A lightweight, pull-based async pipeline library for JavaScript Lazy. Composable. Backpressure-aware.


Why async-ops-pipe?

Modern JavaScript has powerful primitives:

  • Async iterators
  • Async generators
  • for await...of

But composing them cleanly for real backend workflows is still painful.

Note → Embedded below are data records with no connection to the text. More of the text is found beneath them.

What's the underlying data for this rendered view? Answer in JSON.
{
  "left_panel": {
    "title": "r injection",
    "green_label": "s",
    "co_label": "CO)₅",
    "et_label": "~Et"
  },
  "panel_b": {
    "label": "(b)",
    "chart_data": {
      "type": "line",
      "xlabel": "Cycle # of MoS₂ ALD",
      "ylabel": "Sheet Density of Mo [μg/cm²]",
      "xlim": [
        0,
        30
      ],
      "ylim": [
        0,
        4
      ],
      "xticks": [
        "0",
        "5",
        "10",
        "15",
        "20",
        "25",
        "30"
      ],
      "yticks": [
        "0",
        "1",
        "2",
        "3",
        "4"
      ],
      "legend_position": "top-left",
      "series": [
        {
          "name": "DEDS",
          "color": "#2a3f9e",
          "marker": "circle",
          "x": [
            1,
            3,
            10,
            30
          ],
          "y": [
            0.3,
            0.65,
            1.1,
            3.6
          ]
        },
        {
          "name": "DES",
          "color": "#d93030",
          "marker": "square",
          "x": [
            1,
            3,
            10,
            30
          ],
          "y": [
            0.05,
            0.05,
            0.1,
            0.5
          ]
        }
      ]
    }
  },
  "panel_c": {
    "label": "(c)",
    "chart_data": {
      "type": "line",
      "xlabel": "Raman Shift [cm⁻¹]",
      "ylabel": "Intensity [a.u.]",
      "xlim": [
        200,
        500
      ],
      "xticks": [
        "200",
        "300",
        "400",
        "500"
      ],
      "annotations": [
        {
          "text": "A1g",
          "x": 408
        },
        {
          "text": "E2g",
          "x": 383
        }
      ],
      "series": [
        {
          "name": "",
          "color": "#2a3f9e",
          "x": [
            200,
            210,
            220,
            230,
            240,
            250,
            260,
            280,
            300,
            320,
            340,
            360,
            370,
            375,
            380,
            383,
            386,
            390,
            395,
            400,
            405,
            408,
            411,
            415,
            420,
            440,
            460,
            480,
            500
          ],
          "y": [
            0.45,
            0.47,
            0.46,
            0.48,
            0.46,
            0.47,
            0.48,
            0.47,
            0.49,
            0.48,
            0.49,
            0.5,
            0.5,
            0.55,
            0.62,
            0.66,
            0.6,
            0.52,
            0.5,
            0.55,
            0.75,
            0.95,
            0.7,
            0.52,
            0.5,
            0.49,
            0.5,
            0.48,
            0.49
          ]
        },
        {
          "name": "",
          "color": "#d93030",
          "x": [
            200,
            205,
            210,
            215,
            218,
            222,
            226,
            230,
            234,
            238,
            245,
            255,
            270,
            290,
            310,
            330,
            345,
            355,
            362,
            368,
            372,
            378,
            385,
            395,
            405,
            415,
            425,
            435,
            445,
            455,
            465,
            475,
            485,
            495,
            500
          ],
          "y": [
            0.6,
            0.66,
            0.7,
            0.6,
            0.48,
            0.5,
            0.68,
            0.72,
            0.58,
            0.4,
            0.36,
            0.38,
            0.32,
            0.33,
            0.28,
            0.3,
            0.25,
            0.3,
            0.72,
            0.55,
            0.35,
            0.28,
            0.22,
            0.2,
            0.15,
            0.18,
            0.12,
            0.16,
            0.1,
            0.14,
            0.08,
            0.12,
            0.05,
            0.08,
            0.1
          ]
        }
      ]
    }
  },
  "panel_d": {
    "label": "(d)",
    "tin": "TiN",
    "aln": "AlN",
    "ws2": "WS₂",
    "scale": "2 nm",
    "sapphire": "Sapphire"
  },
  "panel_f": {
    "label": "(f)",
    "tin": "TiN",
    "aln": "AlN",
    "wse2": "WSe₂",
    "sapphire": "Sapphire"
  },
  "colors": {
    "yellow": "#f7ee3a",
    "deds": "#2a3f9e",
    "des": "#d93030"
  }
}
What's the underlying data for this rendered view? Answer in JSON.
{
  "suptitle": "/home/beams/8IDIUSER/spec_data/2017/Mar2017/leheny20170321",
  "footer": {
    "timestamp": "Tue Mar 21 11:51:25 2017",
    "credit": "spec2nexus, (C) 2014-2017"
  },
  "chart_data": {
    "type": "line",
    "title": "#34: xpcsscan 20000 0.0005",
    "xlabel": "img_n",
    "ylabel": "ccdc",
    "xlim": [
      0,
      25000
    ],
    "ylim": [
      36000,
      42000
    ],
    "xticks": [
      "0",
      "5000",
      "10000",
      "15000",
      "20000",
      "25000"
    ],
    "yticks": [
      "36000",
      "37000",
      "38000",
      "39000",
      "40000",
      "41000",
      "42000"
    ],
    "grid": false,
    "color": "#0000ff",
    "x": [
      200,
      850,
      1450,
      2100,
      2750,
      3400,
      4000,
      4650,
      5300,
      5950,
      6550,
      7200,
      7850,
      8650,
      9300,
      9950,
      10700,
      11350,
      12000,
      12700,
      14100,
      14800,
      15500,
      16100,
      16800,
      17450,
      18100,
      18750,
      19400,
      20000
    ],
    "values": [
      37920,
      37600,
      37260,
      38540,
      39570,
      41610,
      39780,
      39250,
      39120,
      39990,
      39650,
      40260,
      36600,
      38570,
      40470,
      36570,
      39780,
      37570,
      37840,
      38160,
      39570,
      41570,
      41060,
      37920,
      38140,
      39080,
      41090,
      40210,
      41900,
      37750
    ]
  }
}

async-ops-pipe solves this by providing:

  • A minimal pipeline abstraction
  • Built on native async iterators
  • Without the complexity of RxJS

Core Idea

Describe how data flows — execution happens only when you iterate.

const pipeline = pipe(
  source,
  map(transform),
  filter(predicate),
  rateLimit(500),
  take(10)
);

// Nothing runs yet

for await (const item of pipeline) {
  console.log(item);
}

Features

  • ✅ Lazy execution
  • ✅ Pull-based (consumer controls the pace)
  • ✅ Built-in backpressure
  • ✅ Works with sync & async iterables
  • ✅ Zero dependencies
  • ✅ Small API surface

Installation

npm install async-ops-pipe

Basic Usage

import { pipe, map, filter, take } from "async-ops-pipe";

const pipeline = pipe(
  [1, 2, 3, 4, 5],
  map(x => x * 10),
  filter(x => x > 20),
  take(2)
);

for await (const value of pipeline) {
  console.log(value);
}

Output

30
40

API

pipe(source, ...operators)

Composes operators left to right.

pipe(iterable, op1, op2, op3)

Execution starts only when iterated.


Operators

map(fn)

Transforms values.

map(x => x * 2)

filter(predicate)

Filters values.

filter(x => x > 10)

take(n)

Takes only n items and stops upstream iteration.

take(5)

tap(fn)

Performs side effects without changing values.

tap(console.log)

delay(ms)

Delays before yielding each value.

delay(500)

rateLimit(ms)

Enforces a minimum delay between items.

rateLimit(1000)

Backpressure (Important)

What is backpressure?

Backpressure means the consumer controls the producer.

In async-ops-pipe:

  • Data is pulled, not pushed
  • Upstream sources produce values only when requested

Why this matters

Without backpressure:

  • APIs keep fetching
  • DB cursors keep reading
  • Memory grows unnecessarily

With async-ops-pipe:

  • Iteration stops immediately when the consumer stops
  • Resources are released correctly

Example: Early termination

async function* source() {
  try {
    yield 1;
    yield 2;
    yield 3;
  } finally {
    console.log("cleaned up");
  }
}

for await (const x of pipe(source(), take(1))) {
  break;
}

Output

cleaned up

✔ Upstream iterator is properly closed ✔ No wasted work


Laziness Guarantee

Nothing runs until you iterate.

let executed = false;

const pipeline = pipe(
  [1, 2, 3],
  map(x => {
    executed = true;
    return x;
  })
);

console.log(executed); // false

for await (const _ of pipeline) {
  break;
}

console.log(executed); // true

Sync + Async Sources

Works with:

  • Arrays
  • Generators
  • Async generators
  • Streams (via adapters)
async function* asyncSource() {
  yield 1;
  await delay(100);
  yield 2;
}

for await (const x of pipe(asyncSource(), map(x => x * 10))) {
  console.log(x);
}

Why not RxJS?

| async-ops-pipe | RxJS | | ---------------------- | ------------------ | | Pull-based | Push-based | | Native async iterators | Custom Observable | | Minimal API | Large surface area | | Backend-friendly | UI-focused | | Zero deps | Heavy runtime |

Use async-ops-pipe when:

  • You process data
  • You control consumption
  • You care about backpressure

Design Philosophy

  • Iteration is a protocol, not a loop

  • Operators should be:

    • Stateless
    • Composable
    • Lazy
  • Short-circuiting operators must close upstream iterators


License

MIT


Final note (keep this)

async-ops-pipe is intentionally small. If you need push-based event streams, use RxJS. If you need controlled, lazy data processing, use async-ops-pipe.